Me voy para la parte de atrás del camión, y yo ya sabía que aquello iba a ser un disparate, ¿sabe usted? Pero no tanto como lo que me encontré. Mire, los pilotos de atrás aún funcionaban, y algo alumbraban. Y vi los chorros de sangre que se escapaban por los bajos, que ahora estaban en vertical, a la izquierda. Y no había poca sangre, no. Y yo pensé: «Madre mía, menudo desastre, si es que se han reventado todos...».
Descorrí el cerrojo con cuidado, porque si me descuido la puerta se me cae encima... y aquello era como para asustar al miedo.

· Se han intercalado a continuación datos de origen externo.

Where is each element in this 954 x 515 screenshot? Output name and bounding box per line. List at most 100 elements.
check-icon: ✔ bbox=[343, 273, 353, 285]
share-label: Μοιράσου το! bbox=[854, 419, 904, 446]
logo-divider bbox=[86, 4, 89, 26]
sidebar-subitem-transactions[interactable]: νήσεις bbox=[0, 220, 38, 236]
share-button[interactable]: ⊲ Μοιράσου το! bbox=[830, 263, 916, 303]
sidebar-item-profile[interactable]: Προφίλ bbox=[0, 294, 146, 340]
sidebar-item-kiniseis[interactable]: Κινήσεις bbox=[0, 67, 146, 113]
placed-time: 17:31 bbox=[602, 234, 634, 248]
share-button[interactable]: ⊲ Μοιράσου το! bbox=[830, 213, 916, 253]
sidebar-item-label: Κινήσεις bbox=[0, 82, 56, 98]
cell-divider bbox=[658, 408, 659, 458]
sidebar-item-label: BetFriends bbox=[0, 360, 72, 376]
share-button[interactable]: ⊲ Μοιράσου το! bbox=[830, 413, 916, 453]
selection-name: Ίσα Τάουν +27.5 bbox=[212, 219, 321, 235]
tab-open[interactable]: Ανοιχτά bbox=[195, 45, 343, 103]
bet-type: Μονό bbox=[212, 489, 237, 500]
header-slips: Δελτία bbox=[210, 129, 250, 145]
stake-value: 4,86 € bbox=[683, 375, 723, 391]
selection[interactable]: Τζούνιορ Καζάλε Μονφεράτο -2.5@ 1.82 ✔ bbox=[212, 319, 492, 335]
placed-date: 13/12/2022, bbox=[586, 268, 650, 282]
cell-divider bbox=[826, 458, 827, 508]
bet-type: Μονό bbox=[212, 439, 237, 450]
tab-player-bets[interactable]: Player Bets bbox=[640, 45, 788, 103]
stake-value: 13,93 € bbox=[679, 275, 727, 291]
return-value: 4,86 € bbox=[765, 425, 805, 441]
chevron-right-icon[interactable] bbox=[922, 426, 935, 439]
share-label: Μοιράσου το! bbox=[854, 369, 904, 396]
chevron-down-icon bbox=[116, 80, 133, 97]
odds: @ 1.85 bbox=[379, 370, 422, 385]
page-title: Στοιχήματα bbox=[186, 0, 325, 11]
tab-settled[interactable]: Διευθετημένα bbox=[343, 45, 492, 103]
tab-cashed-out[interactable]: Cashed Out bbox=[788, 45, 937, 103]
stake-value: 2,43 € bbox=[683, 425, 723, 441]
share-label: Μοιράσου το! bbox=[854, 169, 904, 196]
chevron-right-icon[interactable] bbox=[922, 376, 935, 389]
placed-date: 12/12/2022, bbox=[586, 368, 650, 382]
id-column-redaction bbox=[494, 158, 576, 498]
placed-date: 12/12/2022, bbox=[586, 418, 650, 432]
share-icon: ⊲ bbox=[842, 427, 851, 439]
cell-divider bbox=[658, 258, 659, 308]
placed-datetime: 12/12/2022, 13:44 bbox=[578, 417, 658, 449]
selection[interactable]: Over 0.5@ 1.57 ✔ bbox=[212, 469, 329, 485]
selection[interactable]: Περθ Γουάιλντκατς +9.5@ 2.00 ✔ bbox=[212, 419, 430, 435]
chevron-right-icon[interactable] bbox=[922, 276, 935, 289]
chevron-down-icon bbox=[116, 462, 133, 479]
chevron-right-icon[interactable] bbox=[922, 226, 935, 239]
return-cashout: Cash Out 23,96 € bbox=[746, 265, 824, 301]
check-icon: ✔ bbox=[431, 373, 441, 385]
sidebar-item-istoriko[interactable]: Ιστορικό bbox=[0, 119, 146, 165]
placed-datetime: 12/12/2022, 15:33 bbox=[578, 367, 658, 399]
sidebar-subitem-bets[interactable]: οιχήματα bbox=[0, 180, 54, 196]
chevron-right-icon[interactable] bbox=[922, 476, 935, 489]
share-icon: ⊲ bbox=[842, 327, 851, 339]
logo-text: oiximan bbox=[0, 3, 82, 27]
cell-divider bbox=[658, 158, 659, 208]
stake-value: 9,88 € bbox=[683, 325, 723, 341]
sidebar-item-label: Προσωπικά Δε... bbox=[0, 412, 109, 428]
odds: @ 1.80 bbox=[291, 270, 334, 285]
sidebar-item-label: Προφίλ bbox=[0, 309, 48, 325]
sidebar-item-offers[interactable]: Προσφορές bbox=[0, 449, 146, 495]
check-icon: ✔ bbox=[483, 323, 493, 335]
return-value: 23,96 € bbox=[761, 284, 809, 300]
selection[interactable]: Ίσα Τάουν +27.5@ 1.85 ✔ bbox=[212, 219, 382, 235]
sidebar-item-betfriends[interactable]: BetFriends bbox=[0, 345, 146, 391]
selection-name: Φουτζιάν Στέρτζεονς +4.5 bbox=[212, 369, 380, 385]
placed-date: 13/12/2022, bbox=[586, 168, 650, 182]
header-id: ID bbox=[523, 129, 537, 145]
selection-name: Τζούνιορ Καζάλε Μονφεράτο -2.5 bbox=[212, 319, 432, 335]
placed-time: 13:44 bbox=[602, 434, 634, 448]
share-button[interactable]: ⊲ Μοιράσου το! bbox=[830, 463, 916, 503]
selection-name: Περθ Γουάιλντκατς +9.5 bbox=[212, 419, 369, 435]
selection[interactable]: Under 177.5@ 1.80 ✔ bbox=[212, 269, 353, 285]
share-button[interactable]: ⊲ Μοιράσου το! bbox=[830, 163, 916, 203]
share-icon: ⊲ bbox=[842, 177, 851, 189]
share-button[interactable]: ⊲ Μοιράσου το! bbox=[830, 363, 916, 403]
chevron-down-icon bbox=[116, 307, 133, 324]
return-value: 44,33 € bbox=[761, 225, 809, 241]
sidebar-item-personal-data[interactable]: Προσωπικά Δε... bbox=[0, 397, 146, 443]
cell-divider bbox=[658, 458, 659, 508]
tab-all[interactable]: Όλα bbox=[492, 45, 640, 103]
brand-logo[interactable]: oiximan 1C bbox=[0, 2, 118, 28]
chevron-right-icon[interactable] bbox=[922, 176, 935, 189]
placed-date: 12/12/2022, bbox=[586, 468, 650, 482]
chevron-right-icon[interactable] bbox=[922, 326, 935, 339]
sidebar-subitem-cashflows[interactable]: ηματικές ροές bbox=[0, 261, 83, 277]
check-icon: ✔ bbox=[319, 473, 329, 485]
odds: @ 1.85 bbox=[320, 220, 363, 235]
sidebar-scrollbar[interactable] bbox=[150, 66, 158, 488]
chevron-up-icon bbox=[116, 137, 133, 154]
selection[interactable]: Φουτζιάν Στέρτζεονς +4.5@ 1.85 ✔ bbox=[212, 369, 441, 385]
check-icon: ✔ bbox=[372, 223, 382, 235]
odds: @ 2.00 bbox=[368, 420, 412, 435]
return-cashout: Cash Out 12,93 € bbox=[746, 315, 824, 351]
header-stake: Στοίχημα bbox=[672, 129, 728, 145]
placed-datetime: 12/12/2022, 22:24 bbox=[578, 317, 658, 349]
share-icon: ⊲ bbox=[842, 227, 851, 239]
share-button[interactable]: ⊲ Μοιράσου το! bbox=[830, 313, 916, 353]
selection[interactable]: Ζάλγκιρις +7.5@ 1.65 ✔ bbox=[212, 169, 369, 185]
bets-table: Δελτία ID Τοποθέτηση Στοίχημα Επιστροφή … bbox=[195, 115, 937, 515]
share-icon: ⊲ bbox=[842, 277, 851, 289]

No era sólo el olor normal en sí, que aquello olía a doscientas y pico personas hacinadas, o sea, a sudor y a mierda y a meados. Es que además olía a la sangre, que usted sabrá que es así como un olor dulzón muy asqueroso... A ver si me explico... Cuando uno se hace un corte en un dedo y se chupa la herida, ¿ese regustillo que se te mete en la garganta? Pues era como estar chupando sangre por la nariz; yo estaba respirando sangre...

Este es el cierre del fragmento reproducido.